A cPanel enfrenta uma onda de ataques cibernéticos contra servidores que utilizam suas plataformas de gerenciamento, cPanel e WebHost Manager (WHM). A falha de segurança, identificada como CVE-2026-41940, permite que invasores ignorem o processo de autenticação e obtenham acesso administrativo total aos servidores hospedados, colocando em risco milhões de domínios ao redor do mundo.
A gravidade da situação é classificada como crítica, com uma pontuação de 9.8 na escala CVSS. A vulnerabilidade afeta todas as versões do software lançadas após a 11.40, incluindo o WP Squared. Relatos de especialistas em segurança e provedores de hospedagem indicam que tentativas de exploração da falha ocorrem desde o final de fevereiro de 2026, sendo intensificadas após a divulgação pública do problema no final de abril.
Abaixo estão os principais dados técnicos sobre o impacto desta vulnerabilidade na infraestrutura web:
| Indicador | Detalhe |
|---|---|
| Identificação da Falha | CVE-2026-41940 |
| Severidade (CVSS v3.1) | 9.8 (Crítico) |
| Plataformas Afetadas | cPanel, WHM, WP Squared |
| Impacto Potencial | Acesso administrativo, ransomware, backdoors |
A CISA, agência de cibersegurança dos Estados Unidos, incluiu a falha em seu catálogo de vulnerabilidades conhecidas como sendo exploradas ativamente.
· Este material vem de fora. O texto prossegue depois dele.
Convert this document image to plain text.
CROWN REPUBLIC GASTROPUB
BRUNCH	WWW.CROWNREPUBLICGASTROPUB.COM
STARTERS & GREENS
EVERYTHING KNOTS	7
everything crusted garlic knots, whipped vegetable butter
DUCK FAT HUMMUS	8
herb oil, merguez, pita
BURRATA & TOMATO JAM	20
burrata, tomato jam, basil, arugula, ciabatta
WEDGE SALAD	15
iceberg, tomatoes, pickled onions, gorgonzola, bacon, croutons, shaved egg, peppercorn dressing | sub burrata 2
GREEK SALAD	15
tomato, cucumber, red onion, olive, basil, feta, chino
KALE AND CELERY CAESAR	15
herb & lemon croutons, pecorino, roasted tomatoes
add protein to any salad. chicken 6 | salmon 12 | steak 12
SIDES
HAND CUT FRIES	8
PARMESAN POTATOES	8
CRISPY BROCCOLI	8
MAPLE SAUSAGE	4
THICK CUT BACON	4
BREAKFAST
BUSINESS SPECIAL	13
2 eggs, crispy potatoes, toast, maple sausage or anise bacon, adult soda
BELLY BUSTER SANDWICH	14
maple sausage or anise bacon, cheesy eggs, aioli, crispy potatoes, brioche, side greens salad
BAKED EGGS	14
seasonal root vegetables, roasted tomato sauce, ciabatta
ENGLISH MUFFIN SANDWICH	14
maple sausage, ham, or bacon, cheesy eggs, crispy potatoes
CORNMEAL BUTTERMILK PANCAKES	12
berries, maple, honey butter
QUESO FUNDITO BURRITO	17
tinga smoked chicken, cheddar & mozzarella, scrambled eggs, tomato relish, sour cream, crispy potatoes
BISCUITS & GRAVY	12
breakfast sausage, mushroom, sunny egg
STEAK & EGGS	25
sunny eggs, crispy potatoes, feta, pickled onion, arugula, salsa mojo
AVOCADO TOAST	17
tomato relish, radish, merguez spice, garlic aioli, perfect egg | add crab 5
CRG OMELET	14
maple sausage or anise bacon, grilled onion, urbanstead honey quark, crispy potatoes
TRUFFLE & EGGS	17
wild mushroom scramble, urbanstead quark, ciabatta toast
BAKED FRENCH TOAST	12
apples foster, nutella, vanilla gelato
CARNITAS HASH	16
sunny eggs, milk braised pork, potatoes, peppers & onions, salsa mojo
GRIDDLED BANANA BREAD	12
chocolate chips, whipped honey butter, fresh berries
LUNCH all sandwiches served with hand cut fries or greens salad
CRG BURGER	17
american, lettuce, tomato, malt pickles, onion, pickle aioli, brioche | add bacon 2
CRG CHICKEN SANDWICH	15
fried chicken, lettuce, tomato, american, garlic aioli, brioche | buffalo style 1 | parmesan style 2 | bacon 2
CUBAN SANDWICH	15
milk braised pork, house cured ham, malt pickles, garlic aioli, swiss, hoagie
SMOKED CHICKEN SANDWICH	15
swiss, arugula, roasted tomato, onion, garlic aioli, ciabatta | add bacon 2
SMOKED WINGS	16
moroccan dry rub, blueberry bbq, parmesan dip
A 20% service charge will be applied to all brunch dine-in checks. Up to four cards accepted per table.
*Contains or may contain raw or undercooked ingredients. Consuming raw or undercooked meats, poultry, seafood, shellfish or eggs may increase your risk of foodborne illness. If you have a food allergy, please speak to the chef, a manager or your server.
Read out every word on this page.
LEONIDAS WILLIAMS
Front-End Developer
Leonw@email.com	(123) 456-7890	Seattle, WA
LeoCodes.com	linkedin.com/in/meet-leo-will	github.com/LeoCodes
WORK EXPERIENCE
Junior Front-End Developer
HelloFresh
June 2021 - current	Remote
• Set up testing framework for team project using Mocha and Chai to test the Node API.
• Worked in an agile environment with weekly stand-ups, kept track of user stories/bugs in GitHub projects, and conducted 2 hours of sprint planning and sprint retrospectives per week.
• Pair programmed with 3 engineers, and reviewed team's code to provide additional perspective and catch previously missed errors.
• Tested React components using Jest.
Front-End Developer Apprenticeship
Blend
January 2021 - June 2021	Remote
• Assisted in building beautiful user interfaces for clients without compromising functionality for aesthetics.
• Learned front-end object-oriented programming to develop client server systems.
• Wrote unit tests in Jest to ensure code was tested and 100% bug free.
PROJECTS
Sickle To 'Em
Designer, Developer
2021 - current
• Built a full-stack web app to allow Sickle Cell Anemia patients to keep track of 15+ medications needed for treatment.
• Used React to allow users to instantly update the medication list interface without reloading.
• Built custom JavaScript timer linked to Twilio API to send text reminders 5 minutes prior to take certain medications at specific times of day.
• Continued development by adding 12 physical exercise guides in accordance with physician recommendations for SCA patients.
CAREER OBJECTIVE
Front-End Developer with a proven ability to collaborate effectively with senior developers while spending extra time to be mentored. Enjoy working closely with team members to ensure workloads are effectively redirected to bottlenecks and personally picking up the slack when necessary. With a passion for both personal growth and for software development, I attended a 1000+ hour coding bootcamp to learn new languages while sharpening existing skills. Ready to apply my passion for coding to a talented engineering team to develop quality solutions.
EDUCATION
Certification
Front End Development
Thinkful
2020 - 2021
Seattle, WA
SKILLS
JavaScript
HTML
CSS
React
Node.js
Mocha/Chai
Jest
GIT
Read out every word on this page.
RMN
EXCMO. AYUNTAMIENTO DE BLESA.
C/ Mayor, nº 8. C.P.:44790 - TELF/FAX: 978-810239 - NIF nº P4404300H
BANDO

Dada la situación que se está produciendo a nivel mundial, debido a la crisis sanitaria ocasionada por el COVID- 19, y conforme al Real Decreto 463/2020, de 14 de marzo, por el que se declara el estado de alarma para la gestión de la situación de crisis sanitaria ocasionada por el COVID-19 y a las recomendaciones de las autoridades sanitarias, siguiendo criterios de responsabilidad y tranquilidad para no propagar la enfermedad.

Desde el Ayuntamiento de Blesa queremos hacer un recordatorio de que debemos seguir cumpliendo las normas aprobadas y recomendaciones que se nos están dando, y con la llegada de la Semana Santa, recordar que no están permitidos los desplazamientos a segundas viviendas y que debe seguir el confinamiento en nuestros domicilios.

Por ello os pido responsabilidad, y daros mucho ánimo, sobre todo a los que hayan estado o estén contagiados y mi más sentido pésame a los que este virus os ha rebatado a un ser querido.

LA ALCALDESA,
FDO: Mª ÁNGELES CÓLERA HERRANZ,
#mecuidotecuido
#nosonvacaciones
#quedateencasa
Provedores de hospedagem adotaram medidas emergenciais, incluindo o bloqueio temporário de portas de acesso ao cPanel e WHM para conter invasões enquanto os patches de segurança eram aplicados. Pesquisadores alertam que a exploração não se limita apenas ao roubo de dados, mas abrange a implementação de botnets, como variações do Mirai, e ataques de ransomware que bloqueiam o acesso aos servidores.
A persistência das atividades maliciosas demonstra a rapidez com que cibercriminosos capitalizam sobre falhas em ferramentas de infraestrutura amplamente utilizadas. Para administradores de sistemas e proprietários de sites, a atualização imediata para as versões corrigidas pela cPanel é o único meio eficaz de mitigar o risco de comprometimento total. Ignorar essa etapa deixa a porta aberta para a instalação de scripts de persistência, chaves SSH maliciosas e tarefas agendadas que garantem o controle do invasor mesmo após tentativas superficiais de recuperação do servidor.